10 tomes de Marx, mais transposés en film à suspens, et avec l’acteur de Chouchou : voilà ce qu’on se dit d’abord. Idée que Costa-Gavras n’a pas eue, puisqu’en réalité, dès l’ouverture ce n’est pas Marx que l’on retrouve, ni même le livre de Stéphane Osmont dont s’inspire officiellement le film, mais un tout autre Capital : celui d’Emmanuel Chain, celui de M6. Le film, qui raconte l’ascension foudroyante d’un banquier (Elmaleh, donc), c’est d’abord une terrible déconvenue esthétique, une œuvre reliée de partout à la laideur la plus crue des reportages télé d’investigation, et autres enquêtes boulimiques de l’audimat. Agression d’abord auditive : tout commence par une ignoble musique électro, façon générique de JT, qui s’étalera de long en long et dont il s’agira d’essayer de faire abstraction.

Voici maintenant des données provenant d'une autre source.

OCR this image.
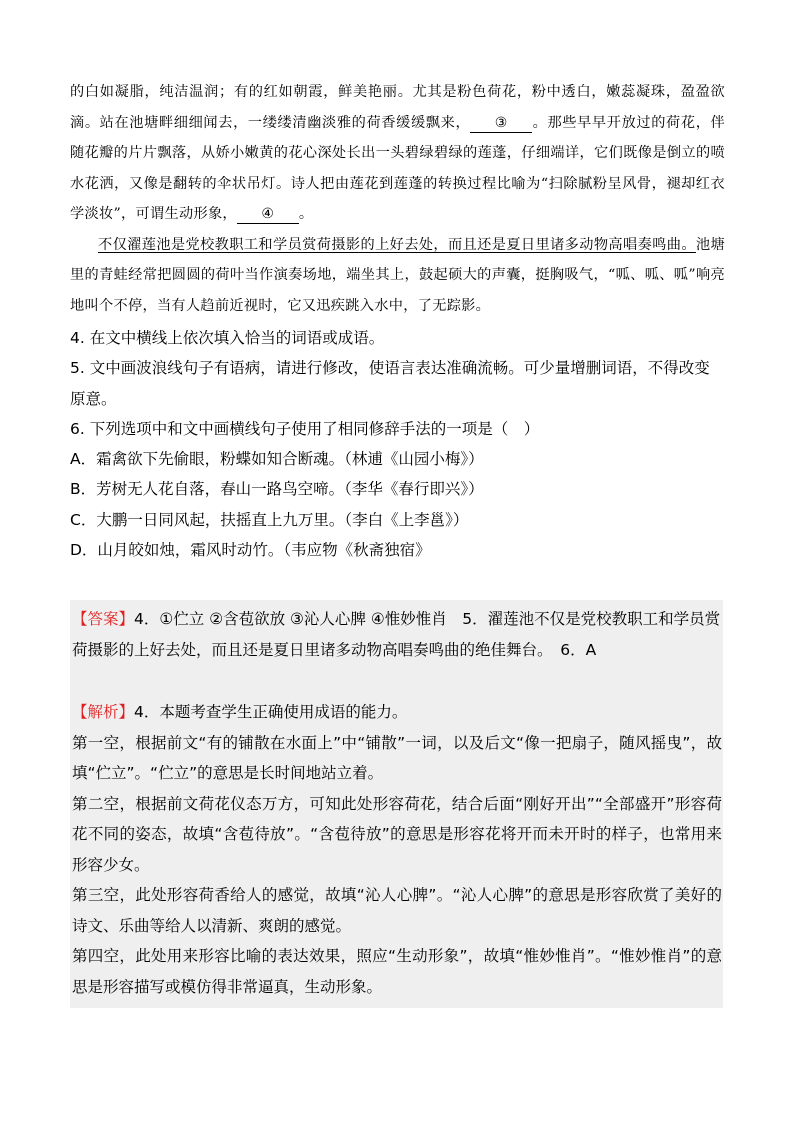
的白如凝脂，纯洁温润；有的红如朝霞，鲜美艳丽。尤其是粉色荷花，粉中透白，嫩蕊凝珠，盈盈欲滴。站在池塘畔细细闻去，一缕缕清幽淡雅的荷香缓缓飘来， ③ 。那些早早开放过的荷花，伴随花瓣的片片飘落，从娇小嫩黄的花心深处长出一头碧绿碧绿的莲蓬，仔细端详，它们既像是倒立的喷水花洒，又像是翻转的伞状吊灯。诗人把由莲花到莲蓬的转换过程比喻为“扫除腻粉呈风骨，褪却红衣学淡妆”，可谓生动形象， ④ 。

不仅濯莲池是党校教职工和学员赏荷摄影的上好去处，而且还是夏日里诸多动物高唱奏鸣曲。池塘里的青蛙经常把圆圆的荷叶当作演奏场地，端坐其上，鼓起硕大的声囊，挺胸吸气，“呱、呱、呱”响亮地叫个不停，当有人趋前近视时，它又迅疾跳入水中，了无踪影。

4. 在文中横线上依次填入恰当的词语或成语。

5. 文中画波浪线句子有语病，请进行修改，使语言表达准确流畅。可少量增删词语，不得改变原意。

6. 下列选项中和文中画横线句子使用了相同修辞手法的一项是（　）

A．霜禽欲下先偷眼，粉蝶如知合断魂。（林逋《山园小梅》）

B．芳树无人花自落，春山一路鸟空啼。（李华《春行即兴》）

C．大鹏一日同风起，扶摇直上九万里。（李白《上李邕》）

D．山月皎如烛，霜风时动竹。（韦应物《秋斋独宿》

【答案】4．①伫立 ②含苞欲放 ③沁人心脾 ④惟妙惟肖　5．濯莲池不仅是党校教职工和学员赏荷摄影的上好去处，而且还是夏日里诸多动物高唱奏鸣曲的绝佳舞台。　6．A

【解析】4．本题考查学生正确使用成语的能力。

第一空，根据前文“有的铺散在水面上”中“铺散”一词，以及后文“像一把扇子，随风摇曳”，故填“伫立”。“伫立”的意思是长时间地站立着。

第二空，根据前文荷花仪态万方，可知此处形容荷花，结合后面“刚好开出”“全部盛开”形容荷花不同的姿态，故填“含苞待放”。“含苞待放”的意思是形容花将开而未开时的样子，也常用来形容少女。

第三空，此处形容荷香给人的感觉，故填“沁人心脾”。“沁人心脾”的意思是形容欣赏了美好的诗文、乐曲等给人以清新、爽朗的感觉。

第四空，此处用来形容比喻的表达效果，照应“生动形象”，故填“惟妙惟肖”。“惟妙惟肖”的意思是形容描写或模仿得非常逼真，生动形象。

Cet obstacle musical franchi, ce blindage percé, on atteint le noyau du film, qui n’est autre qu’une exhibition sans pitié du monde de la finance, dévoilé sous ses angles les plus révoltants. Ce qui perd Le Capital, c’est que la réalité de ce qu’il décrit coïncide totalement avec ses stéréotypes. Banquiers grisonnants amateurs de havanes, et joueurs de golf ? Oui, c’est vrai. Jeunes requins encore plus voraces, profilés Jérôme Kerviel ? Vrai. Putes de luxe ? Vrai. Partouzes géantes ? Aussi. L’argent qui pourrit tout ? Evidemment. Plus le trait est forcé, la caricature grasse, plus on touche du doigt la vérité – seule échappatoire, pour se débarrasser du trop-plein : le fantasme, la pulsion (à travers de risibles saynètes). Rien qui ne soit connu, donc, archi-connu, et que le cinéaste dénonce pourtant en découvreur, en expert aguerri, filmant avec le doigt levé du grand maître zen. S’agissant pour Costa-Gavras de parler avant tout du capital, rien que du capital, tous les personnages se retrouvent écrasés, expurgés, effacés par le système qu’ils habitent. Prenons seulement l’enfance, peut-être le puissant révélateur du problème : gâtés, autistes, méchants, tous les enfants du film se retrouvent sacrifiés sur l’autel du grand capital. Lors d’un repas de famille, tonton Elmaleh offre des PSP à tous les kids (ils sont au moins dix) qui s’isolent dans une pièce, rivés à leurs consoles, pour peut-être, disons, l’un des plans de cinéma les plus désespérants de l’année.
« Premier rôle dramatique de Gad Elmaleh », a-t-on pu lire : ce n’est pas tout à fait vrai, puisque l’on sent tout de même que le film tend beaucoup vers l’ironie, vers la comédie satirique ou même la pure pantalonnade (cf. les sourires cyniques dispensés à la caméra, mais aussi une quête du bon mot, du dialogue ciselé, de la blague souterraine). Or pour relever le projet par ce bout-là, il aurait fallu au moins un Michel Audiard. Selon Costa-Gavras le capital est un dossier, son film est un film-dossier dans lequel même l’humour, pourtant bien présent, reste d’un froid cadavérique. Prenons par exemple tous ces liens noués, dans le film, entre capitalisme et libido – expliquant en somme qu’il n’est de désir possible, dans le monde de la finance, que scruté, travaillé, dirigé par la mort. Chose vraie, bien vue, mais les scènes qui le disent (le cancer des testicules du grand patron, ou encore le personnage du mannequin dont s’amourache Elmaleh, totalement chimérique, mort-né), ne donnent lieu qu’à des railleries sinistres à propos de figures détestables, inhumaines – mais surtout, qui ressemblent à tout sauf à des personnages.